By doing so, it manufactures an existential crisis in that child that prevents him/her from taking up the cause of justice. White people do this in order to convince individuals who classify themselves as "biracial" or "mixed" to reject the notion that "whiteness" is a condition that must be annihilated in order for there to be a more just world.
If the white supremacists can convince a person that he is "biracial" then it is only a short journey to the defense of whiteness. After all, if you are "half white", then you should be invested in preserving the white race, right?
I cringe whenever I hear people protest that a child is "biracial", not Black. Not only are they denying the impact that being classified as "nonwhite" has on the life of a child, but they are also teaching that child to embrace "whiteness" as an ideal. That is not what I want for my children.
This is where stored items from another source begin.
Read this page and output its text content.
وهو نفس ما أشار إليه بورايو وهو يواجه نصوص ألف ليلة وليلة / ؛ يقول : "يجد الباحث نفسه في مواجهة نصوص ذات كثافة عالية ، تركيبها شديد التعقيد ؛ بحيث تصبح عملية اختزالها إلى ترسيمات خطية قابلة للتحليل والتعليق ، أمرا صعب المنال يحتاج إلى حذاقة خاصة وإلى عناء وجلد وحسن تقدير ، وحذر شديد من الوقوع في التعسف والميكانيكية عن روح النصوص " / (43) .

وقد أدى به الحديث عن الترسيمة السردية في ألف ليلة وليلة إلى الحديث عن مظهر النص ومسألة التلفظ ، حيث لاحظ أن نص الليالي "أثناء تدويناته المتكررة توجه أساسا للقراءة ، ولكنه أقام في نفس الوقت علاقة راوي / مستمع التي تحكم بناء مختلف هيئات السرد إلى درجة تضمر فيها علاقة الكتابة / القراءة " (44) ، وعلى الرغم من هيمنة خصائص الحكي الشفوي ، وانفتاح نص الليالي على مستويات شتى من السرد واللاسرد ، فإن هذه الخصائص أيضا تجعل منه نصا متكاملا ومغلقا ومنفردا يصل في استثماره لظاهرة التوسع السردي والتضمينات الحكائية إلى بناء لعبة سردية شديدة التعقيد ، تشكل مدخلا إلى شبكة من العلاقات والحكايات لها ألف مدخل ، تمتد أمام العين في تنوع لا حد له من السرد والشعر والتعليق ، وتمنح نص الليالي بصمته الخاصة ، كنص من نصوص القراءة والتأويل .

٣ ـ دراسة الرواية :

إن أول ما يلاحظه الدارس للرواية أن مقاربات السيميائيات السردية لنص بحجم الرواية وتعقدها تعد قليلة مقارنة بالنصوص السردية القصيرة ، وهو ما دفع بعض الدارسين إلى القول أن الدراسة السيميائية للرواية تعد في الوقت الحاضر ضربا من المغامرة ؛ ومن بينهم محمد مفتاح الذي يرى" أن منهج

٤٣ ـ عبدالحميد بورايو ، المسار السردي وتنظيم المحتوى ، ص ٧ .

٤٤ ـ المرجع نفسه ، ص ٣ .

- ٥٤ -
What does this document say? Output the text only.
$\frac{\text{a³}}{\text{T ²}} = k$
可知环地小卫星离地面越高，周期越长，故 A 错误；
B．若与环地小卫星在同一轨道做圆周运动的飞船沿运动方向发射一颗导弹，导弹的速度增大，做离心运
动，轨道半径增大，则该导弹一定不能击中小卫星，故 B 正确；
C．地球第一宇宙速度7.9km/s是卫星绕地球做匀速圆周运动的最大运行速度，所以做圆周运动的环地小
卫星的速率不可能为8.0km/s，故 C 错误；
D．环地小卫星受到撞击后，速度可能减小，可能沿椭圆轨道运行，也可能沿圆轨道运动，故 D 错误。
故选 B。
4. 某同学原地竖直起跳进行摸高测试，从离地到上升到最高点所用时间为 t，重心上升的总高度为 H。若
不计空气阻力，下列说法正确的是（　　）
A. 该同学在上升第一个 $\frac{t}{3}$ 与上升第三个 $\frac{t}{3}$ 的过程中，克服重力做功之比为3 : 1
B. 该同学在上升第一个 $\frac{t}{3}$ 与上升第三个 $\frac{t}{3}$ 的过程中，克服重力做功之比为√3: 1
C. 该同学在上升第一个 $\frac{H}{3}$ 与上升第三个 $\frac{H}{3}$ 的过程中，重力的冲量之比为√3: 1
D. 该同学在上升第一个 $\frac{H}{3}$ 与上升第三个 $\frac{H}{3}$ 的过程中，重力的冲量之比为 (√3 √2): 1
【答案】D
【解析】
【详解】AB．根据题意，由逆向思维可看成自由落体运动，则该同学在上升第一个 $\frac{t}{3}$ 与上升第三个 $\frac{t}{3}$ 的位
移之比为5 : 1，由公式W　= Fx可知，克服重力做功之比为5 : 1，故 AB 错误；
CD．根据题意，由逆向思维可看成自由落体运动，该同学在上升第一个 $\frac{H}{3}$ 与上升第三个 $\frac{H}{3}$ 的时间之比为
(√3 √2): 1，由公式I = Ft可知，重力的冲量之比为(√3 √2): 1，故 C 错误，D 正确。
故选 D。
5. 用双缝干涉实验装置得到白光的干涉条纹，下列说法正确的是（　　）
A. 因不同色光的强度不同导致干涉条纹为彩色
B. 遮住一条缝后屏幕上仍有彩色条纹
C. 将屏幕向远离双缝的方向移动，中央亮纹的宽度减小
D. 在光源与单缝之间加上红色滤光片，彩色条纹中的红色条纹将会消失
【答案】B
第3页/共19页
When I have children, it is extremely likely that they will be Black. And yes, I said Black, not biracial. Biracial is just an artificial category devised by white supremacists to boost the number of people who are "white identified".
When I hear "embracing both sides of your heritage" pushed as the ultimate goal of using the "biracial" label, I immediately recognize it for what it is... an attempt to negate the evils perpetrated by the white race over so many centuries.
I have seen many individuals who have a white parent fight for the cause of justice, and for the elevation of the Black collective. But I have never once heard any of them refer to themselves as "biracial". That term seems to be reserved for the confused, for those longing to be "white".
JuJuBe blogs at My Name is JuJuBe where this article first appeared.